Poésie, Vidéos

Beau à en pleurer

Le Cercle des poètes disparus. Quand Robin Williams était encore vivant et que je n’avais pas encore de barbe au menton. Il était le héros de mon adolescence, de Hook à Good Morning Vietnam, l’enfant dans un corps d’adulte, le monstre d’improvisation et de fantaisie qui sautait dans tous les sens. 

Il y a cette scène où il fait monter les étudiants sur son pupitre. Engoncés dans le conformisme des années 50, les élèves ont de la peine à se lâcher. Alors le professeur Keating (Williams) les force à déclamer de la poésie en les poussant de son bureau professoral. Remuez vos tripes, Ô capitaine mon capitaine, le jeune Ethan Hawke au visage d’ange qui découvre ses émotions.

Mais oui, vous savez, cette scène. 

Je chiale à chaque fois.

Maintenant, je connais, les larmes ne me prennent plus par surprise. Je repère les séquences qui précédent, je sens les frissons me parcourir les bras. La chair de poule. Mais quand la fameuse scène est là, je chiale comme l’ado des années 90 que j’étais.

Mais ça ne s’arrête pas là. Il y a aussi Vol au-dessus d’un nid de coucou, Milos Forman au sommet de son art, Jack Nicholson en rebelle foldingue. La séquence où Miss Fletcher interdit aux pensionnaires de regarder le match de baseball. Et McMurphy (Nicholson) s’assied quand même devant le poste éteint, et il commence à commenter un match qui n’existe pas. Alors les autres aliénés s’approchent du poste, et voient que le poste est éteint, mais ils voient aussi que McMurphy commente le match du poste éteint, et ils voient que McMurphy y croit, alors ils y croient aussi. Et moi aussi j’y crois aussi et je pleure comme une Madeleine dans mes coussins brodés. Mon chat n’y comprend rien. 

Et là encore, j’ai beau savoir que la scène arrive, j’ai beau me dire que c’est du cinéma, je suis ému.
Au fil des années, j’ai repéré quelques scènes comme ça qui me faisaient chialer à chaque fois, les fameuses sure-to-weep-like-a-baby-scenes. Je suis sûr que vous avez les vôtres. Donc moi, c’est: 

  • dans l’Eveil, la première fois que le Dr Sayer (Robin Williams) parvient à « réveiller » le patient Lowe (De Niro), malgré les réticences de son supérieur hiérarchique.

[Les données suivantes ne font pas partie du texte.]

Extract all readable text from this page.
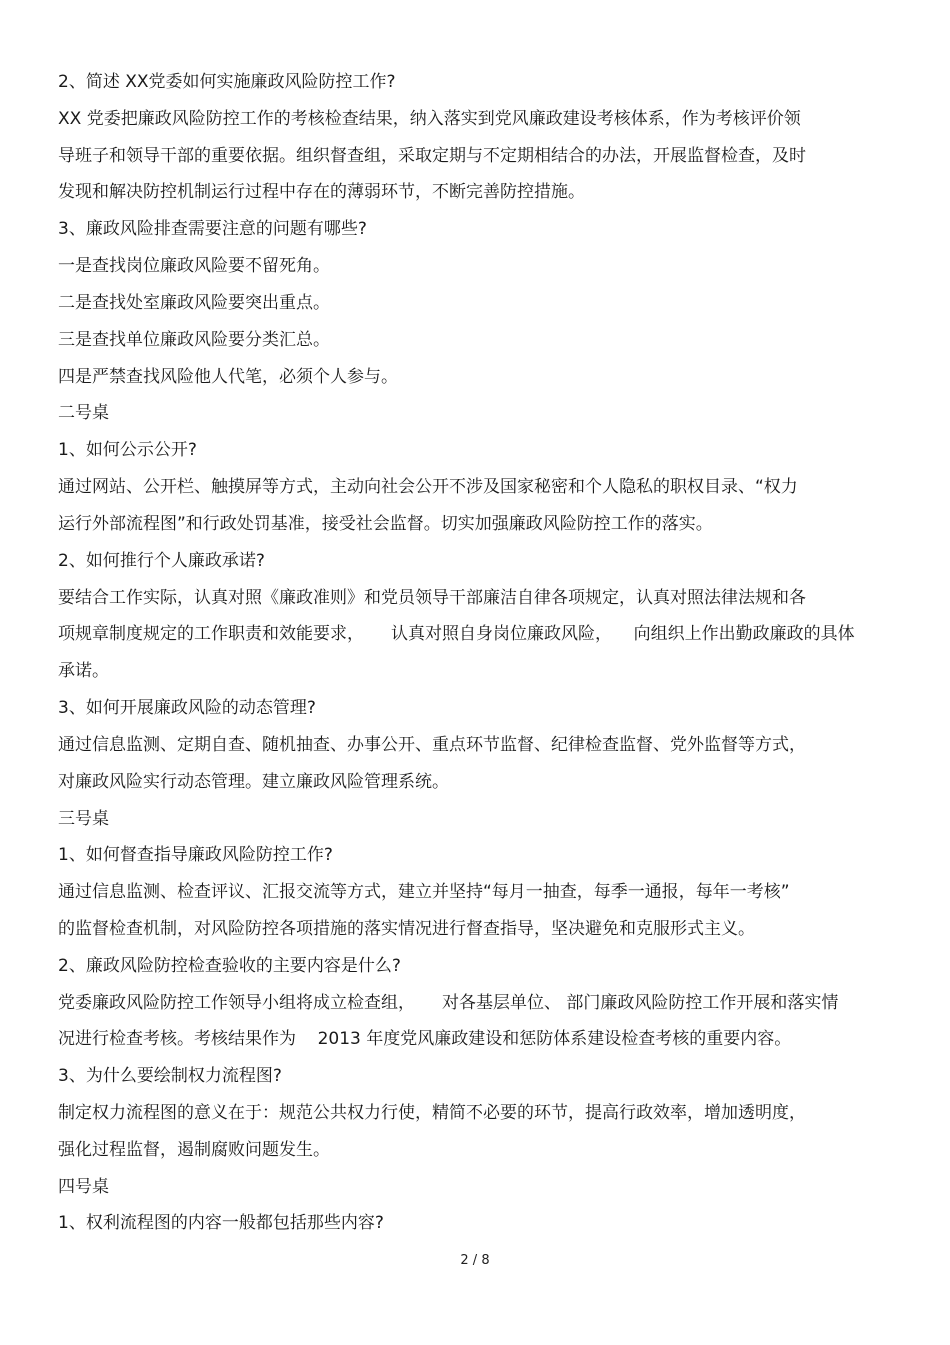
2、简述 XX党委如何实施廉政风险防控工作?
XX 党委把廉政风险防控工作的考核检查结果，纳入落实到党风廉政建设考核体系，作为考核评价领
导班子和领导干部的重要依据。组织督查组，采取定期与不定期相结合的办法，开展监督检查，及时
发现和解决防控机制运行过程中存在的薄弱环节，不断完善防控措施。
3、廉政风险排查需要注意的问题有哪些?
一是查找岗位廉政风险要不留死角。
二是查找处室廉政风险要突出重点。
三是查找单位廉政风险要分类汇总。
四是严禁查找风险他人代笔，必须个人参与。
二号桌
1、如何公示公开?
通过网站、公开栏、触摸屏等方式，主动向社会公开不涉及国家秘密和个人隐私的职权目录、“权力
运行外部流程图”和行政处罚基准，接受社会监督。切实加强廉政风险防控工作的落实。
2、如何推行个人廉政承诺?
要结合工作实际，认真对照《廉政准则》和党员领导干部廉洁自律各项规定，认真对照法律法规和各
项规章制度规定的工作职责和效能要求，     认真对照自身岗位廉政风险，    向组织上作出勤政廉政的具体
承诺。
3、如何开展廉政风险的动态管理?
通过信息监测、定期自查、随机抽查、办事公开、重点环节监督、纪律检查监督、党外监督等方式，
对廉政风险实行动态管理。建立廉政风险管理系统。
三号桌
1、如何督查指导廉政风险防控工作?
通过信息监测、检查评议、汇报交流等方式，建立并坚持“每月一抽查，每季一通报，每年一考核”
的监督检查机制，对风险防控各项措施的落实情况进行督查指导，坚决避免和克服形式主义。
2、廉政风险防控检查验收的主要内容是什么?
党委廉政风险防控工作领导小组将成立检查组，     对各基层单位、 部门廉政风险防控工作开展和落实情
况进行检查考核。考核结果作为    2013 年度党风廉政建设和惩防体系建设检查考核的重要内容。
3、为什么要绘制权力流程图?
制定权力流程图的意义在于：规范公共权力行使，精简不必要的环节，提高行政效率，增加透明度，
强化过程监督，遏制腐败问题发生。
四号桌
1、权利流程图的内容一般都包括那些内容?
2 / 8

Passe la balle, hop, hop, je pleure;
  • dans Gandhi, à la fin de la marche du sel, lorsque des activistes non-violents souhaitent entrer dans une raffinerie de sel. Ils sont roués par les forces anglaises, sans jamais répondre par un geste violent. Pif, paf, voilà pour ta gueule, je chiale;
  • dans le Seigneur des Anneaux, lorsque Gandalf aide Pippin à allumer les feux d’alarme du Gondor malgré les ordres de Denethor. Woush woush, cadrage panoramique sur les crêtes des montagnes, mes yeux s’embuent à cent à l’heure;
  • dans Good Morning Vietnam, lorsque Kronauer (Robin Williams) désobéit à Dickerson en produisant quand même son émission de radio subversive. Je jubile et verse une larme antimilitariste;
  • dans les Evadés, lorsque Andy Dufresne (Tim Robbins) parvient à s’évader par les égouts et lève les bras au ciel sous le déluge. Ça me coule des deux yeux, autour du nez, que d’eau, que d’eau.

Vous voyez le pattern? (outre le fait que Robin Williams m’émeuve particulièrement)

Hein, le pattern?
La désobéissance. La résistance à l’autorité. Le pouvoir de l’imagination et l’espoir inaltérable.

J’avais entendu qu’en tant qu’individu, on était plus sensibles émotionnellement à certaines thématiques qu’à d’autres. Ça va de pair avec la théorie des cinq blessures fondamentales qui peuvent nous caractériser: je ne tique pas face à l’injustice comme d’autres tiquent sur l’ingratitude, par exemple.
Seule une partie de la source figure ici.